Procédure devant la cour :
Par une requête, enregistrée le 26 novembre 2018, la commune de Cazouls-lès-Béziers, représentée par la SCP Vinsonneau - Paliès Noy Gauer et associés, demande à la cour :
1°) d'annuler le jugement du 27 septembre 2018 du tribunal administratif de Montpellier ;
2°) d'annuler la décision du 17 mai 2017 du préfet de l'Hérault en tant qu'elle ne lui attribue pas la première fraction de la dotation de solidarité rurale ;
3°) de mettre à la charge de l'Etat la somme de 2 500 euros en application de l'article L. 761-1 du code de justice administrative.
Elle soutient que la décision contestée méconnaît l'article L. 2334-21 du code général des collectivités territoriales.
Par un mémoire, enregistré le 18 avril 2019, la commune de Cazouls-lès-Béziers demande à la cour de transmettre au Conseil d'Etat une question prioritaire de constitutionnalité relative à la conformité de l'article 107 de la loi n° 2014-1654 du 29 décembre 2014 aux droits et libertés garantis par la Constitution.
Elle soutient que ces dispositions, applicables au litige, méconnaissent le principe constitutionnel d'égalité.
La requête et le mémoire de la commune de Cazouls-lès-Béziers ont été communiqués au ministre de l'intérieur, qui n'a pas produit d'observations.
Vu les autres pièces du dossier.
Vu :
- la Constitution, notamment son article 61-1 ;
- le code civil, notamment son article 1er ;
- le code général des collectivités territoriales, notamment son article L. 2334-21 ;
- l'ordonnance n° 58-1067 du 7 novembre 1958 ;
- la loi n° 2014-1654 du 29 décembre 2014, notamment son article 107 ;
- le décret n° 2014-258 du 26 février 2014 ;
- le code de justice administrative.
Après avoir entendu en audience publique :
- le rapport de M. B...,
- les conclusions de M. Pecchioli, rapporteur public,
- et les observations de Me A..., représentant la commune de Cazouls-lès-Béziers.
Une note en délibéré présentée par la commune de Cazouls-lès-Béziers a été enregistrée le 6 novembre 2019.
Considérant ce qui suit :
1. La commune de Cazouls-lès-Béziers fait appel du jugement du 27 septembre 2018 par lequel le tribunal administratif de Montpellier a rejeté sa demande tendant à l'annulation de la décision du 17 mai 2017 du préfet de l'Hérault en tant qu'elle ne lui attribue pas la première fraction de la dotation de solidarité rurale.
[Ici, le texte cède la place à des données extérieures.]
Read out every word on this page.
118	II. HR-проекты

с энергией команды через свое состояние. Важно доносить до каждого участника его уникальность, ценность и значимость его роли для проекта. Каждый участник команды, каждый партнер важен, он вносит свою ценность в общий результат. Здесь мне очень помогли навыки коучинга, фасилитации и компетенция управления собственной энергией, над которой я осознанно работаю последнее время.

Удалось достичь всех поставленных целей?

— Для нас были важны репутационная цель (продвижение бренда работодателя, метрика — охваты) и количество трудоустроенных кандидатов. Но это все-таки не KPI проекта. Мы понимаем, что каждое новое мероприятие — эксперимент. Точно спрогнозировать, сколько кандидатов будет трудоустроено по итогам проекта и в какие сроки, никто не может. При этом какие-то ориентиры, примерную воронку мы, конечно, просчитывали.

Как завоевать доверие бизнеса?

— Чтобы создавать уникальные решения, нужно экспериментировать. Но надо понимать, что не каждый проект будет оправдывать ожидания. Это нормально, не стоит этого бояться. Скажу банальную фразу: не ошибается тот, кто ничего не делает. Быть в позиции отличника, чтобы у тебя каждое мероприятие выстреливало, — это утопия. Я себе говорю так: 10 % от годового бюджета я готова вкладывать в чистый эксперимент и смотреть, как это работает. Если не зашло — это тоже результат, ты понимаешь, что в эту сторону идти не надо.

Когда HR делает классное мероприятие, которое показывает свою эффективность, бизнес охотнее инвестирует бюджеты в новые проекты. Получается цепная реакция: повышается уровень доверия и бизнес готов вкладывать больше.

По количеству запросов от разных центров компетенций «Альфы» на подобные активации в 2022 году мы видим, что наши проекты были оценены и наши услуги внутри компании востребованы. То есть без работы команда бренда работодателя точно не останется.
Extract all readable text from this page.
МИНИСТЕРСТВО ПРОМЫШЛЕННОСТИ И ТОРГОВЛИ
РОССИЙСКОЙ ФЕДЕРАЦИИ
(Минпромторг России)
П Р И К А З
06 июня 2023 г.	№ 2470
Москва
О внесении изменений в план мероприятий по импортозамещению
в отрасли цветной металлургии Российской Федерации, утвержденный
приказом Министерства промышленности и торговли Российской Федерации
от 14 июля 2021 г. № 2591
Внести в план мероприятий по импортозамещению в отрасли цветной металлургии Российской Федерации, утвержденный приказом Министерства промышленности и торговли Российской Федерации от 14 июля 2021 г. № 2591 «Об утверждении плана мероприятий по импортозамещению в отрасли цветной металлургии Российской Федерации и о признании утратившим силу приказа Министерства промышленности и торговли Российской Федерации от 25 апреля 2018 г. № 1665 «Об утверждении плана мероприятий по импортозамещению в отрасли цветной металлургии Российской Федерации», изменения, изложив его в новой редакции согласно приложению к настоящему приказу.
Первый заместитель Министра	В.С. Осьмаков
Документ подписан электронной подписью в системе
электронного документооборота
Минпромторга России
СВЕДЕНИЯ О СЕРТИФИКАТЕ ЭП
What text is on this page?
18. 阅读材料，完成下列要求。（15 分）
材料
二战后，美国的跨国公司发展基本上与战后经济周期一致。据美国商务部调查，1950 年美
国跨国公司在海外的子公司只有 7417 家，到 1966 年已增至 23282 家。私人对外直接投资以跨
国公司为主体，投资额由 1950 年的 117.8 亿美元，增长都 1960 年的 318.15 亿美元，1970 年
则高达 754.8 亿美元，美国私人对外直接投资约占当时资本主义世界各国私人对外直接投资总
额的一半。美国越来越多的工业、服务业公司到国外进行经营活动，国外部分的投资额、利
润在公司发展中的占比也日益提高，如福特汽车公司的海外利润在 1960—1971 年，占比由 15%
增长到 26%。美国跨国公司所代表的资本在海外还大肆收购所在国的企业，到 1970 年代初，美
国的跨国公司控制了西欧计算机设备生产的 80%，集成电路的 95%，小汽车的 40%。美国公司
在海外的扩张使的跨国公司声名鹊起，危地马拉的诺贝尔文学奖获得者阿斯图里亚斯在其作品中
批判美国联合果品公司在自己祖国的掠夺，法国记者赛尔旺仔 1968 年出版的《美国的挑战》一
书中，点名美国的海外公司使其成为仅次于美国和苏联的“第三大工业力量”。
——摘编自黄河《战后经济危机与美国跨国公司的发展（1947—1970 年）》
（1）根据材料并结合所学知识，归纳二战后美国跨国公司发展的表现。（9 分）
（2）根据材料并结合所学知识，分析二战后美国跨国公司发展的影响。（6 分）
Sur la question prioritaire de constitutionnalité :
2. Il résulte des dispositions combinées des premiers alinéas des articles 23-1 et 23-2 de l'ordonnance du 7 novembre 1958 portant loi organique sur le Conseil constitutionnel, que le tribunal administratif saisi d'un moyen tiré de ce qu'une disposition législative porte atteinte aux droits et libertés garantis par la Constitution présenté dans un écrit distinct et motivé, statue sans délai par une décision motivée sur la transmission de la question prioritaire de constitutionnalité au Conseil d'Etat et procède à cette transmission si est remplie la triple condition que la disposition contestée soit applicable au litige ou à la procédure, qu'elle n'ait pas déjà été déclarée conforme à la Constitution dans les motifs et le dispositif d'une décision du Conseil constitutionnel, sauf changement des circonstances et que la question ne soit pas dépourvue de caractère sérieux.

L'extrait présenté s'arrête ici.